Common Genes Contribute to Depressive Symptoms and Heart Rate Variability: The Twins Heart Study

• Published in: Twin research and human genetics Vol. 13; no. 1; pp. 1 - 9
• Main Authors: Su, Shaoyong, Lampert, Rachel, Lee, Forrester, Bremner, J. Douglas, Snieder, Harold, Jones, Linda, Murrah, Nancy V., Goldberg, Jack, Vaccarino, Viola
• Format: Journal Article
• Language: English
• Published: Cambridge, UK Cambridge University Press 01.02.2010
• Subjects: Autonomic nervous system; Cardiovascular disease; Case studies; Chi-Square Distribution; common genes; Coronary artery disease; Coronary Disease - genetics; Depression - genetics; Depression, Mental; depressive symptoms; Diagnosis; Diseases in Twins - genetics; Electrocardiography, Ambulatory; Genetic factors; Genetic Predisposition to Disease; Heart; Heart beat; Heart diseases; Heart rate; Heart Rate - genetics; heart rate variability; Heart Rate Variability (HRV); Heritability; Humans; Male; Mental depression; Middle Aged; Pathophysiology; Registries; Risk Factors; Twin studies; twin study; Twins; common genes; twin study; heart rate variability; depressive symptoms
• ISSN: 1832-4274; 1839-2628
• DOI: 10.1375/twin.13.1.1

Depression and reduced heart rate variability (HRV) are predictors of coronary artery disease (CAD), and highly correlated with each other. However, little is known to what extend this correlation can be explained by common genetic components. We examined 198 middle-aged male twins (121 monozygotic and 77 dizygotic) from the Vietnam Era Twin Registry. Current depressive symptoms were assessed using the Beck Depression Inventory-II and HRV was assessed on 24-hour electrocardiographic Holter recordings. Five frequency domain variables were used, including ultra low frequency (ULF), very low frequency (VLF), low frequency (LF), high frequency (HF) and total power (TPow). Structural equation modeling was used to estimate shared genetic effects for depressive symptoms and the HRV frequency domains. Both depressive symptoms (h2=.5) and all measurements of HRV showed high heritability (h2=.43-.63). A significant inverse correlation was found between depressive symptoms and all HRV indices except LF and HF, with the highest coefficient (r) for TPow (r = −.24, P = .01) and ULF (r = −.24, P = .01).
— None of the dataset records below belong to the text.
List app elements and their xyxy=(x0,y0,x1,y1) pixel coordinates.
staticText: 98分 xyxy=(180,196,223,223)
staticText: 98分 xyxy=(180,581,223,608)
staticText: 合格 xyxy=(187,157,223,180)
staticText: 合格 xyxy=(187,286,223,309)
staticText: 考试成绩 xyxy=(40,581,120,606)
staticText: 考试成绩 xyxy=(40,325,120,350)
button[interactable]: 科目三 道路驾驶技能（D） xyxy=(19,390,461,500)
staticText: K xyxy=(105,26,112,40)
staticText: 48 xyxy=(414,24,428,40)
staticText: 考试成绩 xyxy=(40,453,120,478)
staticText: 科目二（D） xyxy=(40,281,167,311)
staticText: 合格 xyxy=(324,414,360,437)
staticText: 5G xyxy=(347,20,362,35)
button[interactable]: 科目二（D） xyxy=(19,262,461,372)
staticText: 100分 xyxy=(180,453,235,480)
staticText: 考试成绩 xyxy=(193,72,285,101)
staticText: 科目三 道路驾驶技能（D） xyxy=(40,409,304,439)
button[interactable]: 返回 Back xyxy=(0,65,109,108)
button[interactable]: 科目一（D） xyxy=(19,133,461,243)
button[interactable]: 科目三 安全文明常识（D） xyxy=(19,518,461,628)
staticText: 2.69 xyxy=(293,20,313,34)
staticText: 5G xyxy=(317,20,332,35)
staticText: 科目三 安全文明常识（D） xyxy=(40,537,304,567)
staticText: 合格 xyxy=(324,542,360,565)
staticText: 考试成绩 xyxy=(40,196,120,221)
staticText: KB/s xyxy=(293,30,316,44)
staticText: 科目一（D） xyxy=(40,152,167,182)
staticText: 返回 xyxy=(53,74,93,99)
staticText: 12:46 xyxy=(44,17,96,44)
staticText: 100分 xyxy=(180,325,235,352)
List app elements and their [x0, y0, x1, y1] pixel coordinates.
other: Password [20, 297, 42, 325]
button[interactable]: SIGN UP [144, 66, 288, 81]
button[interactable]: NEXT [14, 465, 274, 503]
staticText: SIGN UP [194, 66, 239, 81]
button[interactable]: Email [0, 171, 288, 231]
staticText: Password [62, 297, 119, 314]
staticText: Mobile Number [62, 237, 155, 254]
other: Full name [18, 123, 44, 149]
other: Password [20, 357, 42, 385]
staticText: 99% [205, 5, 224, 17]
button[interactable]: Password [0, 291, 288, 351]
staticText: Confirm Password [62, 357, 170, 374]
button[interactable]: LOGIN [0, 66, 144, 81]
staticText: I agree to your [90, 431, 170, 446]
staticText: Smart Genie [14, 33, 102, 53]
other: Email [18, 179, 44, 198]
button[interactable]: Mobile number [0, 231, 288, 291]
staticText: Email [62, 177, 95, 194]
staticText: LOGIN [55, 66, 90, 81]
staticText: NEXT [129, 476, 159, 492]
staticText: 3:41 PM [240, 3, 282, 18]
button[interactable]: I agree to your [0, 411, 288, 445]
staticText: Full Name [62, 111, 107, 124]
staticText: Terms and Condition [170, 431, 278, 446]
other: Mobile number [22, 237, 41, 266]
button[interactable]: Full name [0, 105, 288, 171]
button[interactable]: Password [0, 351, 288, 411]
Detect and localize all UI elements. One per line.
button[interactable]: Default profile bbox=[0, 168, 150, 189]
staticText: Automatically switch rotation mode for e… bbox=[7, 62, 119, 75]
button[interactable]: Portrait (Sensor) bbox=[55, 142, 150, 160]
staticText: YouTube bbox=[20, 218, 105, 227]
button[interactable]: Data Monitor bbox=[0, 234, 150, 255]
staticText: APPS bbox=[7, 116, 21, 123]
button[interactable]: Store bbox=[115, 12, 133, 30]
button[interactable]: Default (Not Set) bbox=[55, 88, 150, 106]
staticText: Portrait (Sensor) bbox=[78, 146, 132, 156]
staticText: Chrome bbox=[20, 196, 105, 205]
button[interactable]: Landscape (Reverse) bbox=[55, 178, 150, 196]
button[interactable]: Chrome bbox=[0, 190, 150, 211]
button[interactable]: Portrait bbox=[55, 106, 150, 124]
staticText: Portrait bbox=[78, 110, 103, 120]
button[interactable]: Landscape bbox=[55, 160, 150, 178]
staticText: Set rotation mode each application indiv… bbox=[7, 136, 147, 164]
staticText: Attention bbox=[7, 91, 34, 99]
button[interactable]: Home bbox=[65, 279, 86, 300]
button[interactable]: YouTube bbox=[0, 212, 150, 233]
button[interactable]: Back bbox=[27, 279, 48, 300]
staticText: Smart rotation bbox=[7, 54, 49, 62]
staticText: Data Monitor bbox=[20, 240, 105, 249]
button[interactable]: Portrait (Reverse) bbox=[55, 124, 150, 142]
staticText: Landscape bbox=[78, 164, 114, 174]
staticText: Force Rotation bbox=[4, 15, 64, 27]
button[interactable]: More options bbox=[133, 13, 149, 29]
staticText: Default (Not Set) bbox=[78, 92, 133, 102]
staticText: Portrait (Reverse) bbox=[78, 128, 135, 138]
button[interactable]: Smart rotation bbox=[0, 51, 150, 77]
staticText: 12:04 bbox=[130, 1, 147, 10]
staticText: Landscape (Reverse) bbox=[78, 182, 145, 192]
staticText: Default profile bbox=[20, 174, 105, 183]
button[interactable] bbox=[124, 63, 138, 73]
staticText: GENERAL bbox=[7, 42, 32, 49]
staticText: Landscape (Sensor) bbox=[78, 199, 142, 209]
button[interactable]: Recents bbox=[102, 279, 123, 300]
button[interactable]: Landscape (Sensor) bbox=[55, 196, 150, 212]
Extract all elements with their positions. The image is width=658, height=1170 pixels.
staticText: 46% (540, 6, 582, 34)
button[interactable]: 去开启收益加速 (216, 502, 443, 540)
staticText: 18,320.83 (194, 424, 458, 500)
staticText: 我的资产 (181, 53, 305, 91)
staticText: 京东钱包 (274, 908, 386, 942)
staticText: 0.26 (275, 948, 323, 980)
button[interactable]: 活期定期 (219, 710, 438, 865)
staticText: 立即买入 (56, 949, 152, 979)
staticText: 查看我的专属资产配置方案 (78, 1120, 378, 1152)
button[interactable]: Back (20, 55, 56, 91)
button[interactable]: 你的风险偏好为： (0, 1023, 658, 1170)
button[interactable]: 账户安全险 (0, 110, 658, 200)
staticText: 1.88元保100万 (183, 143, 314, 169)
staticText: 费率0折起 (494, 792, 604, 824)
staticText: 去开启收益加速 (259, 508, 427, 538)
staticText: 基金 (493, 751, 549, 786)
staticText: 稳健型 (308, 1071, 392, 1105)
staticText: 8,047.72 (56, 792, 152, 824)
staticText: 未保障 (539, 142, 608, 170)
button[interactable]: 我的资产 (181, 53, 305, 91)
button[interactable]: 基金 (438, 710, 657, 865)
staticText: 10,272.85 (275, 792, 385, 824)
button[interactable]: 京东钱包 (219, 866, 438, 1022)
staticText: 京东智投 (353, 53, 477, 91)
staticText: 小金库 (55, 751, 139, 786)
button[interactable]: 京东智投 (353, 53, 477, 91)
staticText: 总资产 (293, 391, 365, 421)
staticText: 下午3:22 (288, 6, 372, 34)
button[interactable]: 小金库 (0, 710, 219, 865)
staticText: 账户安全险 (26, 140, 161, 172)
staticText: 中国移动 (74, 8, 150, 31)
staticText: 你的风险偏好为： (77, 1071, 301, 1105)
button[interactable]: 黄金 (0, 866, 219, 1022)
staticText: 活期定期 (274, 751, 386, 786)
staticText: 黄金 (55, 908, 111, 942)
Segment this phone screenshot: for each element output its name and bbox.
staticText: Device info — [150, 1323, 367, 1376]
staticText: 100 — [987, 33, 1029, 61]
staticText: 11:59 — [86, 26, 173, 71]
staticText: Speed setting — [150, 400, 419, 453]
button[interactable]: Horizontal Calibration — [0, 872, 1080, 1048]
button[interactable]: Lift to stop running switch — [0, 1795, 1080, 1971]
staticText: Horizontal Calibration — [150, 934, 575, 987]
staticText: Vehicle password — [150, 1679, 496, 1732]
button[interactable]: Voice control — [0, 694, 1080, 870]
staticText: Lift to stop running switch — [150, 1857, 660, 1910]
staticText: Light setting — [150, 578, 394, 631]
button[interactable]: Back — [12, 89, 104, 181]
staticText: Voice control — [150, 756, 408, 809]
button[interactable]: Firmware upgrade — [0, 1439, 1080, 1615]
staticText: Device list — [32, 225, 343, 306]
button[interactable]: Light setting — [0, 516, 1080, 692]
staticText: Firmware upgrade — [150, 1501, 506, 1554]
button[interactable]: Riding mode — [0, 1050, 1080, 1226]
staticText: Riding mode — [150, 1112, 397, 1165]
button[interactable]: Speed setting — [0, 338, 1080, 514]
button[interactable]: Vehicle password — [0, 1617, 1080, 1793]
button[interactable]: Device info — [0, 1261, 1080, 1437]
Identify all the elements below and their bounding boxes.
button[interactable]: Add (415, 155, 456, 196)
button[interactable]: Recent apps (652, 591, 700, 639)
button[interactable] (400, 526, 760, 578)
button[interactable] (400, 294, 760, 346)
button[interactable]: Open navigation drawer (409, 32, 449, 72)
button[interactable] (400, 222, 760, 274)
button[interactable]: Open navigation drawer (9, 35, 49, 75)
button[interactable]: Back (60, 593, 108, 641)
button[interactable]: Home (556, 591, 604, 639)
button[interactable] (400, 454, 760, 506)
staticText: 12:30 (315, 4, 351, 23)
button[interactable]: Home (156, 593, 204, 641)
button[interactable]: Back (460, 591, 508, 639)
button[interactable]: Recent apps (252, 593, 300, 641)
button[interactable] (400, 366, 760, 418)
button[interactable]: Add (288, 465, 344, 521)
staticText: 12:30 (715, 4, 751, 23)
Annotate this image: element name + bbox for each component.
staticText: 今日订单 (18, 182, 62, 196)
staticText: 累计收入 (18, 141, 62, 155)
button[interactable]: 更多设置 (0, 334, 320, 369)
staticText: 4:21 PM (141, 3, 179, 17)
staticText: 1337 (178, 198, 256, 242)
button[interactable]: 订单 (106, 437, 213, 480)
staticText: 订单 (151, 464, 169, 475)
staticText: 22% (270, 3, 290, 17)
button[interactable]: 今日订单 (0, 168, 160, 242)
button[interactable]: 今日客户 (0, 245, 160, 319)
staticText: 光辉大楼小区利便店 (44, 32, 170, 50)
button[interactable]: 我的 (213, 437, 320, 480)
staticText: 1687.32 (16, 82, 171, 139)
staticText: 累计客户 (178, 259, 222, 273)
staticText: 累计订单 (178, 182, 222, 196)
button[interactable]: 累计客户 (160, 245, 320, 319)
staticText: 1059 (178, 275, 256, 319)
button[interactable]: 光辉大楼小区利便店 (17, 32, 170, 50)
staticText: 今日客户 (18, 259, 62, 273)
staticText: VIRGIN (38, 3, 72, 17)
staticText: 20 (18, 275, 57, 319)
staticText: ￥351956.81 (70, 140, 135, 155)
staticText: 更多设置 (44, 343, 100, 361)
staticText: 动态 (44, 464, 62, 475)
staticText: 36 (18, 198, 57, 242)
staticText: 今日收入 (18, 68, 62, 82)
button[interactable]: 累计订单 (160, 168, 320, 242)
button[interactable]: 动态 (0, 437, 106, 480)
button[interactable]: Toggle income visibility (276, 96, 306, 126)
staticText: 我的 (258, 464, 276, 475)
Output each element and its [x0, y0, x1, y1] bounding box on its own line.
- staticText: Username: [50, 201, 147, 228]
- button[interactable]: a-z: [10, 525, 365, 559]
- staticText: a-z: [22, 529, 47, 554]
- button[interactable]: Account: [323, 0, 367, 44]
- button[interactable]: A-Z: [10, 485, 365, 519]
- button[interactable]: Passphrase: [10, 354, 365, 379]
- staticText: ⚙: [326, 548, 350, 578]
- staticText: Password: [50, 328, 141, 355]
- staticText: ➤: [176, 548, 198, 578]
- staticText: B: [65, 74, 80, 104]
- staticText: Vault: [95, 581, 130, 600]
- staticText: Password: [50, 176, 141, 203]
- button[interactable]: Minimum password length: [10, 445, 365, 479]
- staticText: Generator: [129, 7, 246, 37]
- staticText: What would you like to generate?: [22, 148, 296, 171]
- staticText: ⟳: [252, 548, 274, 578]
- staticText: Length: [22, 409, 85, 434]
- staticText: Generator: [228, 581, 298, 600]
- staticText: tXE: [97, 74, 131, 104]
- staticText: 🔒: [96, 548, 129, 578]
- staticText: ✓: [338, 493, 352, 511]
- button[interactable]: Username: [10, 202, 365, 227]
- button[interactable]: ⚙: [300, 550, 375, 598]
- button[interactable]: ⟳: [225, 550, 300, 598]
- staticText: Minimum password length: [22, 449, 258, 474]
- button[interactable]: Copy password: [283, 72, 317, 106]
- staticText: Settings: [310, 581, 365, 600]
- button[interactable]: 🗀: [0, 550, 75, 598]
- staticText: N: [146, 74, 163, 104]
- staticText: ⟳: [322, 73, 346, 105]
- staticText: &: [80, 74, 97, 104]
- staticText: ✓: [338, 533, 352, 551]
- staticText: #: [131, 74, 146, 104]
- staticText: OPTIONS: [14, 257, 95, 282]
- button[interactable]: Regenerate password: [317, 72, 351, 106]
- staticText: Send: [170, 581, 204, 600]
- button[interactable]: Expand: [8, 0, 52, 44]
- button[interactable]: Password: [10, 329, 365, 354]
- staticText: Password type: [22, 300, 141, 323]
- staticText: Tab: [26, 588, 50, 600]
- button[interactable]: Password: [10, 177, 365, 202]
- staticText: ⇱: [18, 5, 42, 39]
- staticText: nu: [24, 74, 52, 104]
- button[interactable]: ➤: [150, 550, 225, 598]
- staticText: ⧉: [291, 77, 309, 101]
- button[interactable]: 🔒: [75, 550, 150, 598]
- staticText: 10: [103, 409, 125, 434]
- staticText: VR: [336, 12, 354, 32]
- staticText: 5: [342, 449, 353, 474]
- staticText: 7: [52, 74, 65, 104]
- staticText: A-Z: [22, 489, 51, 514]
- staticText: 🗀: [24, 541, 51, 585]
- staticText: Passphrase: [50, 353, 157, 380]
Bivariate genetic modeling revealed significant genetic correlations between depressive symptoms and TPow (rA = −.21, P = .04), as well as ULF (rA = −.23, P = .02). Of the total covariance between depressive symptoms and these two HRV indices, over 80% was due to the same genetic factors. In conclusion, depressive symptoms are associated with decreased HRV and this association is due, in large part, to a shared genetic effect. These results suggest that a common neurobiological dysfunction links depression and autonomic dysregulation.